By default, BodyContentHandler limits output to -1 (unlimited) or some implementations default to 100,000 characters. If you are seeing truncated text, you found the issue.
The Fix: Explicitly define the character limit. filedotto tika fixed
// Set limit to 10MB of text (-1 for unlimited, but dangerous for RAM)
BodyContentHandler handler = new BodyContentHandler(10 * 1024 * 1024);
Fix: Use the SAX parser event model rather than DOM model.

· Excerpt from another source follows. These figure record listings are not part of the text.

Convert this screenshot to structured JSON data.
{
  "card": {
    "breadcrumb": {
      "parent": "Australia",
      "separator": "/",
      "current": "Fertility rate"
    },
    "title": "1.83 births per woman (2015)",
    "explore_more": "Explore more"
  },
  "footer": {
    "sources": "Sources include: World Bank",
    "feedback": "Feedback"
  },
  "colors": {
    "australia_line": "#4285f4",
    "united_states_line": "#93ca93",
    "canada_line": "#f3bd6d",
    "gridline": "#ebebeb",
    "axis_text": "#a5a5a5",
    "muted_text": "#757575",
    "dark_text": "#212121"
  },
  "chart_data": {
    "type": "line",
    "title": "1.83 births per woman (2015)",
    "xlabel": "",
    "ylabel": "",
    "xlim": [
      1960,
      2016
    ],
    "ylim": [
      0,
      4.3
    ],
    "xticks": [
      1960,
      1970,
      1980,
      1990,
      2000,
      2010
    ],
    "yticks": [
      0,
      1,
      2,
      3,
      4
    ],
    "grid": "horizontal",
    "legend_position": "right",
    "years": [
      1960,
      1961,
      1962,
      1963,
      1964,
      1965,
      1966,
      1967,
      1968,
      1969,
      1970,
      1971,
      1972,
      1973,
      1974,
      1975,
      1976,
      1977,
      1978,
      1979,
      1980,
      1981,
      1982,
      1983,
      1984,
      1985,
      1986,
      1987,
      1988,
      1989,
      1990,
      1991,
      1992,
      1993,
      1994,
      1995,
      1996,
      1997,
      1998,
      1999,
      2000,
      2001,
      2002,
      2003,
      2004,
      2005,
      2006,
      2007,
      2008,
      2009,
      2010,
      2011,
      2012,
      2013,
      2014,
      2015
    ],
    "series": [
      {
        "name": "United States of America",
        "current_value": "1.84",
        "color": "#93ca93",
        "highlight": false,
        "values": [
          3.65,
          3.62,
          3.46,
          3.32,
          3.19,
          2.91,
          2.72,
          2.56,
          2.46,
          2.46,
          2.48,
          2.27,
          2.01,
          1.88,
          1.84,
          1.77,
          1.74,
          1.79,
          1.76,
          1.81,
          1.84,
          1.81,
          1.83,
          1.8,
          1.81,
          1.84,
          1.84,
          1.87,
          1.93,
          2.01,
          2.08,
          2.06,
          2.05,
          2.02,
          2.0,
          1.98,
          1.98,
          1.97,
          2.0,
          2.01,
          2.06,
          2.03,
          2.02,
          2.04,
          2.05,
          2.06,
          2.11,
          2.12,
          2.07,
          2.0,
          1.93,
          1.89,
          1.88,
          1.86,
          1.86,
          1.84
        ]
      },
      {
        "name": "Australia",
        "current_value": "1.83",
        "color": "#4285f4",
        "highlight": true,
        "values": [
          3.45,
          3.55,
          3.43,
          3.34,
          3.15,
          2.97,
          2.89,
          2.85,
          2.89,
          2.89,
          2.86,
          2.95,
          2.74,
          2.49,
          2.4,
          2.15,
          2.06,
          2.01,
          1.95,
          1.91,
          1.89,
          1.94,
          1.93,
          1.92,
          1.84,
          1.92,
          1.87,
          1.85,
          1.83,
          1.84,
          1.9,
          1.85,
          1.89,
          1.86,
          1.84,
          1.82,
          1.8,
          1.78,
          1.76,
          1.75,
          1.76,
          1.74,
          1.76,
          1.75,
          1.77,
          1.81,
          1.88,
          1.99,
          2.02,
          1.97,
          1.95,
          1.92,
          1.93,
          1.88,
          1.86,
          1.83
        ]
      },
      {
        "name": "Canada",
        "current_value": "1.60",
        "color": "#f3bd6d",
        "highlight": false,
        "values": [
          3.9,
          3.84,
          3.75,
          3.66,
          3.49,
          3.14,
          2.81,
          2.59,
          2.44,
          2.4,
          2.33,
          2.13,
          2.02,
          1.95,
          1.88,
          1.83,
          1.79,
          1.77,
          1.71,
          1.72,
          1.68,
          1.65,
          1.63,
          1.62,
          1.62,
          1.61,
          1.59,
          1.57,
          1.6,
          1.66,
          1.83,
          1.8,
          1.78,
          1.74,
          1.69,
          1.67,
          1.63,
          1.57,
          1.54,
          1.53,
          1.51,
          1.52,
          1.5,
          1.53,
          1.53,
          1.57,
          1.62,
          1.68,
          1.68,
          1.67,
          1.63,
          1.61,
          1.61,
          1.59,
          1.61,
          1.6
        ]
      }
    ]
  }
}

Tika does this by default, but ensure you are not loading the entire file into a ByteBuffer before passing it to Tika. Pass the InputStream directly.
Isolate the issue by running Tika directly on the offending file. Use the Tika App JAR: Filedotto often comes bundled with an outdated Tika
java -jar tika-app-2.9.1.jar --text problematic.pdf
If this works, the issue is in Filedotto's integration (e.g., wrong API usage, threading, or timeout settings). If it fails, the file is corrupt or Tika needs a parser upgrade.
If Filedotto connects to a remote Tika server and you see Connection reset or SocketTimeoutException: Fix: Use the SAX parser event model rather than DOM model
Filedotto sometimes caches Tika errors based on filename. Rename the file to document_fixed.pdf and re-upload.